Prior to the formal complaint, Khan said representatives with the centre met with brewery staff to talk about noise and mess issues. He said he was assured that something would be done, but said it’s gotten worse.
“The music is so loud that we’ve had to put insulation in our windows and even then the beat of the music actually comes inside so we can’t even have a meeting or can’t talk or do anything,” he said.
“It’s like having a blaring radio station that you don’t like.”
Good Robot brewery bylaw
The Good Robot Brewing Company opened next to the centre on May 9, 2015. Its tap room opened that December and the beer garden opened in May 2016.
Khan said others in the area have called police to complain about the brewery, though he said the centre has not.
Halifax Regional Police said it has received one call regarding Good Robot — a noise complaint in July….

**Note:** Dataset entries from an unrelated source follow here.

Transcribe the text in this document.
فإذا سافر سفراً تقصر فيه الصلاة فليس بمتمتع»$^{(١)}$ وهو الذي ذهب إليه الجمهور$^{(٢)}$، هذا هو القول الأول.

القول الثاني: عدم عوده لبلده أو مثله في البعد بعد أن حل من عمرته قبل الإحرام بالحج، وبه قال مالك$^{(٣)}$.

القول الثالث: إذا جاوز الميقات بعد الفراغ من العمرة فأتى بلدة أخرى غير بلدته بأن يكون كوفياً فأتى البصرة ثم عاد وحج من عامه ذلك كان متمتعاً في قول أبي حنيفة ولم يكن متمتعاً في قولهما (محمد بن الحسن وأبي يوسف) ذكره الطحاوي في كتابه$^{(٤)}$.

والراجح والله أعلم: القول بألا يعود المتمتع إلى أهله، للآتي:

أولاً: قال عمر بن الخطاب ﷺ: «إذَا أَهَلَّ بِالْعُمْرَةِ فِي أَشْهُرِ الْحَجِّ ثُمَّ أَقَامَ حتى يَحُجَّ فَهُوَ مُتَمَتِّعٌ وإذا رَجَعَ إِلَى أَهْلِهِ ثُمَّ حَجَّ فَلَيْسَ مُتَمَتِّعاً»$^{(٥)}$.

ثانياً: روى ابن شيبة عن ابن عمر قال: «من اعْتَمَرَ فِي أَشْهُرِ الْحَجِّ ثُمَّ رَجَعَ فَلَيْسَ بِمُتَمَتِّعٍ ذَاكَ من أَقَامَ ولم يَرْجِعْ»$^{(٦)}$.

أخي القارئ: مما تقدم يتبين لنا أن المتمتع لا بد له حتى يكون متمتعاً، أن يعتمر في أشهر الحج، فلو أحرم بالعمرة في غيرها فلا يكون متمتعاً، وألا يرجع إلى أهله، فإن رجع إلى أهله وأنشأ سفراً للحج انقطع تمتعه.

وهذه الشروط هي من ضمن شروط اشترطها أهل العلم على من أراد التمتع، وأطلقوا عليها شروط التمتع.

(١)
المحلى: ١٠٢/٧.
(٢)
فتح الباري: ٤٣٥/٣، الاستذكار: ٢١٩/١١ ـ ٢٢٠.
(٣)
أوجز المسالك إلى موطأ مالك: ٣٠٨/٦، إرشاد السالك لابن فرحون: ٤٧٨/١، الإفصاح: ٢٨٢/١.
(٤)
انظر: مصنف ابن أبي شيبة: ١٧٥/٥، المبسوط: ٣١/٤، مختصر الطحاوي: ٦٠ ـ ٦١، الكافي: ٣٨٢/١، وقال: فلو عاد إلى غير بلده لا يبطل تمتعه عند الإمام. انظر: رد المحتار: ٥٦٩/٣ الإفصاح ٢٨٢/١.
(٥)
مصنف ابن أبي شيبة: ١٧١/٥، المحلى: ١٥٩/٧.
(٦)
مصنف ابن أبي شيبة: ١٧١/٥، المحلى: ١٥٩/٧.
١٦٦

Joshua Counsil, one of the co-founders of Good Robot, said the brewery is taking the accusations from the Islamic centre “very seriously.” Counsil said he learned about formal complaint to Service Nova Scotia late last week.
“The three co-founders and our legal representation are looking at the individual matters and we’re going to come up with solutions that work for everyone,” said Counsil.
“We’re just trying to go about this as diplomatically as possible.”
Counsil said he believed the relationship with the centre had been cordial. The next step, he said, will be to reach out to the centre.
“We were very shocked at the whole thing and we’re hoping to have a sit down this week,” he said.
Since news came out about the complaint, Khan said he received hurtful messages. He said the complaints have nothing to do with religion.
“They’re extremely like Islamophobic, xenophobic, kind of the idea of ‘Get used to our way of life’ and ‘You foreigners’ and ‘You Middle Easterners’ and we’re getting all kinds of nasty letters. People don’t realize it’s a bylaw issue,” he said.
“It’s not like ‘Oh, why all of a sudden?’ Because we tried to deal with it on a neighbourly basis. We went to [the brewery] umpteen number of times.”